The war against mosquito-borne diseases has found a new ally in artificial intelligence (AI). An ambitious project by Google’s sister company, Verily, plans to literally “debug” the problem. Its Debug project aims to reduce Aedes aegypti mosquito populations drastically and thereby the incidence of diseases like dengue, Zika, yellow fever and chikungunya.
Most of these diseases have no effective treatments or vaccines. The sufferers have to fight off the infection on their own, with treatment limited to managing the fever and other symptoms. Fatalities are one of the possible unfortunate outcomes.
Traditional methods have proven limited in their effectiveness as outbreaks of mosquito-borne diseases continue to occur in the region. These methods include getting rid of containers of standing water and fogging periodically with chemicals which are potentially toxic to humans.
Scientists have discovered that a naturally-occurring bacteria called Wolbachia has some useful properties. This parasitic bacterium is found in 60 percent of all insect species but not in most mosquitoes.
Wolbachia is found to inhibit flaviviruses and alphaviruses, responsible for causing dengue, Zika, yellow fever and chikungunya. The bacteria also have multiple viral blocking mechanisms which prevent viruses from mutating into a resistant form.

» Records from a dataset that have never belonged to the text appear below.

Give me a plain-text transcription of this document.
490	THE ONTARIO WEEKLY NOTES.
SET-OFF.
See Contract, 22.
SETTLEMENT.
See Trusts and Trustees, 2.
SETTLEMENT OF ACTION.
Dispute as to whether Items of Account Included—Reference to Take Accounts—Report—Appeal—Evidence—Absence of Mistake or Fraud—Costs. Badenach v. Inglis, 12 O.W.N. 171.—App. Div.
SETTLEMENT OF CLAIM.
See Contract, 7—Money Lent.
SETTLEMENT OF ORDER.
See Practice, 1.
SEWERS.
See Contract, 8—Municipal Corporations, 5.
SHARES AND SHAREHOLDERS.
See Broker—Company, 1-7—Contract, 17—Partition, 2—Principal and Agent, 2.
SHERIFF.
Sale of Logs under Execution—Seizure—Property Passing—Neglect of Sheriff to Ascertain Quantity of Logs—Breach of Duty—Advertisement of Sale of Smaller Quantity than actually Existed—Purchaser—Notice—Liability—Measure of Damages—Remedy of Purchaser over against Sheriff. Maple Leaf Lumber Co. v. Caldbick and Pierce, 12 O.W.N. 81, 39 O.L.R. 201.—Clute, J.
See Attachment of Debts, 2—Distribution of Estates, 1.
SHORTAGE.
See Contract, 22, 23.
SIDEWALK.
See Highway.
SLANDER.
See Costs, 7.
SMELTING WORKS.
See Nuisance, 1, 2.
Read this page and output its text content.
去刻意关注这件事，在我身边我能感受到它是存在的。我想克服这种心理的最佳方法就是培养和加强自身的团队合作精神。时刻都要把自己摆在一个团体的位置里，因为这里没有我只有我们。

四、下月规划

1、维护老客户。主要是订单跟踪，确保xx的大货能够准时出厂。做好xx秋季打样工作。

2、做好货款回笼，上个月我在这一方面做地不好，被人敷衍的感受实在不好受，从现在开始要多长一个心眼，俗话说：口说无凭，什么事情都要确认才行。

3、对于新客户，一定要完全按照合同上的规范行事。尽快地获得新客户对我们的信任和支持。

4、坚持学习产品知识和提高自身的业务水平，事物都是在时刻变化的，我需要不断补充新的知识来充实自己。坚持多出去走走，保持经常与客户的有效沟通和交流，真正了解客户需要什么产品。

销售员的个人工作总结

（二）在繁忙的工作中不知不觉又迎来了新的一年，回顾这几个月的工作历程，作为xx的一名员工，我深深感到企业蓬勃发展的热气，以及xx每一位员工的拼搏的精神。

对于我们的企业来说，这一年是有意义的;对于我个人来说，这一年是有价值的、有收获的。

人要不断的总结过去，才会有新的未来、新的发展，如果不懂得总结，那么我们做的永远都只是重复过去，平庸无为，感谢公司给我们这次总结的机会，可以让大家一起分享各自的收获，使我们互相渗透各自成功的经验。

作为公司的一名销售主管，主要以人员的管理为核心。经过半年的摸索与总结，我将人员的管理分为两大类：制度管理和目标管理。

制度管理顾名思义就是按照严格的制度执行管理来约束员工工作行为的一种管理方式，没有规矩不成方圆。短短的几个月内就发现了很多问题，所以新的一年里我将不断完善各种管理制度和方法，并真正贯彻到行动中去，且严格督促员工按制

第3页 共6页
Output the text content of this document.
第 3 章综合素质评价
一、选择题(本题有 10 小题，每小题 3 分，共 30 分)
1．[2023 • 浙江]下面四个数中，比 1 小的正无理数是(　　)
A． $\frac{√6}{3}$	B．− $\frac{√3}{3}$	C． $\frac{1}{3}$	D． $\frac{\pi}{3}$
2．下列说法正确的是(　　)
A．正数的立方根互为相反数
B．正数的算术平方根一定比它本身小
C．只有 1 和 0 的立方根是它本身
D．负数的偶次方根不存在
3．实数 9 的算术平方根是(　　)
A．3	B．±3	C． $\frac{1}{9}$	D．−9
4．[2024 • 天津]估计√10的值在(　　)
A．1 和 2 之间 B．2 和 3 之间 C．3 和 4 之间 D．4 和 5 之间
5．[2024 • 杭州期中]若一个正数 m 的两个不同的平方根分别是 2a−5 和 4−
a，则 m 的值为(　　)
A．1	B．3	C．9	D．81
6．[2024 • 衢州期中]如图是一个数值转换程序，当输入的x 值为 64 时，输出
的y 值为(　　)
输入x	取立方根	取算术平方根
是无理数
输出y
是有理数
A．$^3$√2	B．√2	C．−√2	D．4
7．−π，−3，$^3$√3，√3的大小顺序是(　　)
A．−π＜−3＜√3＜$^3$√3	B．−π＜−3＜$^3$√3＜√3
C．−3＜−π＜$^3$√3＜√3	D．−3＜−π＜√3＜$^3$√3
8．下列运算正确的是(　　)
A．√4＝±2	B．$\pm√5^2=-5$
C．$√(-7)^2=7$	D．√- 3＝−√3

Although some mosquitoes naturally have Wolbachia, their numbers are too small to affect the overall population. Due to cytoplasmic incompatibility, the eggs of wild female mosquitoes and male Wolbachia-mosquitoes will not hatch. Only female Wolbachia-mosquitoes can produce viable eggs regardless of the males they mate with. The bacteria are passed down to their offspring.
Source: Various sources
Malaysia’s Institute for Medical Research (IMR) started conducting trials in 2016, using Aedes aegypti and Aedes albopictus. It is the first to use Wolbachia on two Aedes species.
The World Mosquito Program (WMP), formerly known as Eliminate Dengue, concurrently runs trials with Wolbachia-carrying mosquitoes. Like Malaysia’s IMR, it releases both male and female Wolbachia-mosquitoes into the wild to replace the native mosquito population with this new strain.
WMP researchers found the population to be self-sustaining in a majority of project sites for up to seven years after release. These areas have also been free from dengue outbreaks. To date, the WMP has run projects in Australia, Brazil, Colombia, Mexico, Sri Lanka, Indonesia, Vietnam and India.
If only male Wolbachia-mosquitoes are released into the wild, the mosquito population will shrink with each generation. Another benefit: male mosquitoes do not bite as it is the female that needs to load up on blood to produce its eggs.
However, this process has to be continually re-administered which incurs ongoing costs. The number of Wolbachia-males will drop due to pesticides or natural causes. As the numbers dwindle, wild males will enter the area and repopulate.
The Sterile Insect Technique (SIT) is not new. It has been used since the 1950s to control populations of fruit flies, screwworms and codling moths. It never worked with mosquitoes as these insects are fragile and difficult to rear in large enough numbers to affect a wild population.
Singapore’s National Environment Agency (NEA) adopted SIT for its trials. It conducted a field study in October 2016 and is currently in the midst of a second one. In September, Verily was roped in for its Wolbachia Project.
Enlisting AI for the fight
A subsidiary of Alphabet Inc launched in 2015, Verily develops technology for life sciences and healthcare. Its Debug Project conducted two trials in Fresno, United States (US) and Innisfail in Queensland, Australia.
Verily developed automated mosquito rearing systems to produce millions of mosquitoes. However, sorting them according to gender was a slow and manual process. It then developed new technologies, combining sensors, AI algorithms and engineering to quickly and accurately separate males from females.
AI is also used to monitor and analyse the mosquito population size in areas before, during and after Wolbachia-males are released. New sensors, traps and software are being developed to determine areas that need treatment and reapplication.
“One of the unique challenges of deploying SIT in Singapore is effectively distributing male mosquitoes across the many high-rise apartment complexes,” said Yanni Yoong, Verily’s program manager.
Aedes aegypti breed in planters, vases and other containers in hallways and homes within multi-storeyed buildings. “We designed a new automated release system contained within a 1.3 metre by one metre cart, and light enough to be pushed by an individual,” she said.
If proven effective, the technology may next target mosquito species responsible for other diseases such as malaria and the West Nile disease.